At Fitzroy we joined Queen’s Parade thence Hoddle Street, Punt and Toorak roads before eventually turning to the left and into Caroline Street, in South Yarra. We parked atop the hill and once I had surveyed a silvery blue Aston Martin of the 1950s, complete with a wooden dashboard, walked back down it. I espied Susan and Roger’s Ford ‘Escort’ sedan and noticed that it bore a dent in one of its mudguards which, I was to be informed later, was caused when a P-plater reversed his vehicle into their car while it had been parked in front of the property that they hope to purchase in suburban Mooroolbark.

Susan had not expected us to arrive for another hour and their rented home unit was untidy to the point of being unwelcoming. The burglar alarm at a nearby shop had sounded all night and the pair had received little sleep. Susan had rung for the police and had confronted the lady who owns the store.

Roger was absent as he was completing some shopping and, therefore, we didn’t meet him until half past eleven. The stairs that lead to the unit are uncarpeted and they smell similarly to the hallway to our father’s unit. When I mentioned this fact to Susan she reminded me that “Brutus” had stayed with them recently.

I parked the ‘Galant’ at the rear, in front of another block of units. After lunch the four of us walked for about a mile along Toorak Road and through the shops of South Yarra. Amongst Melburnians South Yarra, according to Susan and Roger, ranks second only to the suburb of Toorak in terms of wealth and prestige.

We reached Como Avenue where impressive and expensive houses stand. Having turned to the left, Roger produced his money before Tiki could ours and paid a dollar for each of us to enter Como House, which looks much like Vaucluse House in Sydney. I photographed the other three in front of the building, choosing to ignore the dirty fountain in the foreground.

Our return walk took us along the southern side of Toorak Road as the sky began to spit rain. Two tins of ‘Rondo’ — Susan and Roger shared one — and one of Schweppes ginger beer for me, cost the sum of ninety cents. We window shopped at ‘Jox and Sox’ and were informed that a chap often models the shop’s merchandise on the street as, indeed, do women at a nearby ladies’ lingerie store.

Once we had arrived ‘home’, at a quarter past five, Roger went downstairs to wash their car. Susan put on a tape of John Denver’s hits that includes those of three years ago namely, “Back Home Again” and “Annie’s Song”. She and Roger had attended a performance of his at the Myer Music Bowl.
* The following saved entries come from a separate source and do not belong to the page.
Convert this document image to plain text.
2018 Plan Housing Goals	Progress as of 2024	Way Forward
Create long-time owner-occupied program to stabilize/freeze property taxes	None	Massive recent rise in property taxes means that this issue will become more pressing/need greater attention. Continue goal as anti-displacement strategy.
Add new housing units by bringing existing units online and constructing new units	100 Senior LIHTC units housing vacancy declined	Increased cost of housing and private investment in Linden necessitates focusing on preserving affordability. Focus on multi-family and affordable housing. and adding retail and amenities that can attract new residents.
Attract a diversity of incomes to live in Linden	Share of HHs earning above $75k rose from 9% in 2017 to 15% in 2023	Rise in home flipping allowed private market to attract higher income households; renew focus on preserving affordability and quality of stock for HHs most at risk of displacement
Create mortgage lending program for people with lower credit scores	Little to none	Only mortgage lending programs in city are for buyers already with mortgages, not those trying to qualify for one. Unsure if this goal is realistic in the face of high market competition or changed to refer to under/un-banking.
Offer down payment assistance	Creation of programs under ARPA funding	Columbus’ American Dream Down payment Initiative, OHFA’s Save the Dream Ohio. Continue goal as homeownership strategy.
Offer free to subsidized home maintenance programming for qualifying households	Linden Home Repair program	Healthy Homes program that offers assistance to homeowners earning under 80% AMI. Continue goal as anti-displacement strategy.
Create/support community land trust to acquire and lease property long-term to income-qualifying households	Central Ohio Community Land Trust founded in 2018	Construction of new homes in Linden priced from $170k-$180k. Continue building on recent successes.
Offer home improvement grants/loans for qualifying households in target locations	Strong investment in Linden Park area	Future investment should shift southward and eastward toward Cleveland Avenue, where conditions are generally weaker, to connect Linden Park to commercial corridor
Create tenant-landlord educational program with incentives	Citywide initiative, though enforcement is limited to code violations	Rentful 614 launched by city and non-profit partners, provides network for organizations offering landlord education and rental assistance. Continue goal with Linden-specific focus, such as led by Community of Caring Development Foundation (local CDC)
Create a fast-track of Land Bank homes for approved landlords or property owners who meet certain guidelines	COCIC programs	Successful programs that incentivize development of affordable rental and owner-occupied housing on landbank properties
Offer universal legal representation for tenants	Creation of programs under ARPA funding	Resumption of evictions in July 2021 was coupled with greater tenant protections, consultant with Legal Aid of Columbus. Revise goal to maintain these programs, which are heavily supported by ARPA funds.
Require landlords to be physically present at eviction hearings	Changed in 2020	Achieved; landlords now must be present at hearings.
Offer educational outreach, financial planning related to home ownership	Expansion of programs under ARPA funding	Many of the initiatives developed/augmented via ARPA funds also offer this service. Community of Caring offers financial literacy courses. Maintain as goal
Meanwhile, a strong smell of garlic filtered up from the unit below.

At seven o’clock and after I had handed Roger four dollars to cover the cost of petrol, they transported us to view his place of work which is directly across the road from Port Phillip Bay. He guided us through every room of the three-storeyed building. The gents’ bathroom even includes a sauna! He told us that the architects, who originally owned the building, had had it installed.

Roger returned us to South Yarra via South Melbourne where roughly-dressed characters were busily tying Christmas trees to lampposts along Domain Road, in which Malcolm Fraser’s mother resides. As we passed through the park at the Domain, thousands of people were walking to ‘Carols By Candlelight’ at the Myer Music Bowl. It brought back memories of how a crowd, estimated to have consisted of some two hundred thousand people, had gathered there a decade ago to witness The Seekers perform.

Back in the unit we listened to the radio station, 3KZ, before switching to 3MP, which is based on the Mornington Peninsula, and its disc jockey, ‘Baby’ John Burgess. He was working for 2UW, in Sydney, at the time I observed him cross a street in Double Bay. He played “Mull Of Kintyre”, the current hit by Wings, and “How Do You Do It?”, a hit of 1963, by Gerry and The Pacemakers.

We talked about New Zealand and I learned that Susan, too, had stayed at Waitomo Caves in the red ‘Tomo Hut’ youth hostel. Susan and Daryl are sleeping on an inflatable li-lo on the floor of the lounge room. From the single bedroom I can hear the raspy voice of a man as he repeatedly sings “Jingle Bells” through a megaphone down in Toorak Road.